In the meeting on December 8th, a representative from China’s Internet administration showed concerns:  “We suggest that companies and organizations have a clear and comprehensive idea about the application for the new gTLD. The threshold for the application is high in both finance and asset, so it is better not to go in for it blindly.” Yet, the representative also said, “It is not advisable to turn a deaf ear to the new gTLD, either. We hope that companies and organizations which have the capability in this regard can expand their influence by using a new gTLD.”

Hu Qiheng, chairman of Internet Society of China, appealed that ICANN should set up an arbitration mechanism on Internet. The chairman explained that, “since the new gTLD permits the use of different languages, conflicts in culture, politics and other related fields can hardly be avoided. Internet can be compared to high seas. Once located in the high-sea area, none of the laws of any country is effective but arbitration mechanism. Thus, an Internet arbitration mechanism set by ICANN would be highly appreciated so as to better resolve these conflicts.”

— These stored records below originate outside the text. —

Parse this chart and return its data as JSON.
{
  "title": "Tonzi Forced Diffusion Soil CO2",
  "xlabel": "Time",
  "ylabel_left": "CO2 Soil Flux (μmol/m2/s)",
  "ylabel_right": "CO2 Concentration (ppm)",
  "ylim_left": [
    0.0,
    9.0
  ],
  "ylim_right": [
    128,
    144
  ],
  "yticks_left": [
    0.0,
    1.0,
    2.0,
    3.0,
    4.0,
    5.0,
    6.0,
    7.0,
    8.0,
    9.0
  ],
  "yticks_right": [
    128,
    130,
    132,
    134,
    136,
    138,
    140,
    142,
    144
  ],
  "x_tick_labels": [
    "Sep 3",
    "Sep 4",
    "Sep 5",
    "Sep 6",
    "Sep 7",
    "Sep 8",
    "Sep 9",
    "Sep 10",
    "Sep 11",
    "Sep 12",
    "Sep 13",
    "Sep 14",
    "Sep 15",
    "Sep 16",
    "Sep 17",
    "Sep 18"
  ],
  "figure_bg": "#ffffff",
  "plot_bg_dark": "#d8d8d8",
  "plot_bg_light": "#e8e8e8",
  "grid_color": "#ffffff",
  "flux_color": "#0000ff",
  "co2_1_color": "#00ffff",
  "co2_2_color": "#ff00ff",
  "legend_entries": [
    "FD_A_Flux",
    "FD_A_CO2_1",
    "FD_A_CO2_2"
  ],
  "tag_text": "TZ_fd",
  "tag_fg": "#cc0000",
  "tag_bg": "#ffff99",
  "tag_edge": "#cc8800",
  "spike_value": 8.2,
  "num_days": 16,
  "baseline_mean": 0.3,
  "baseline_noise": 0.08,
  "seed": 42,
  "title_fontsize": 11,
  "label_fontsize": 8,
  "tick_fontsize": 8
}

Yet, here comes another question deserving more discussion: Where does the value of the new gTLD lie? Xia Yong,  editor-in-chief of Commercial Value, put forward his idea: rather than promoting the influence, big companies such as IBM and Apple apply for the new gTLD to protect their own domains from being registered by others. For these companies, does the new gTLD bring new value or new trouble? This question is open for the public to answer.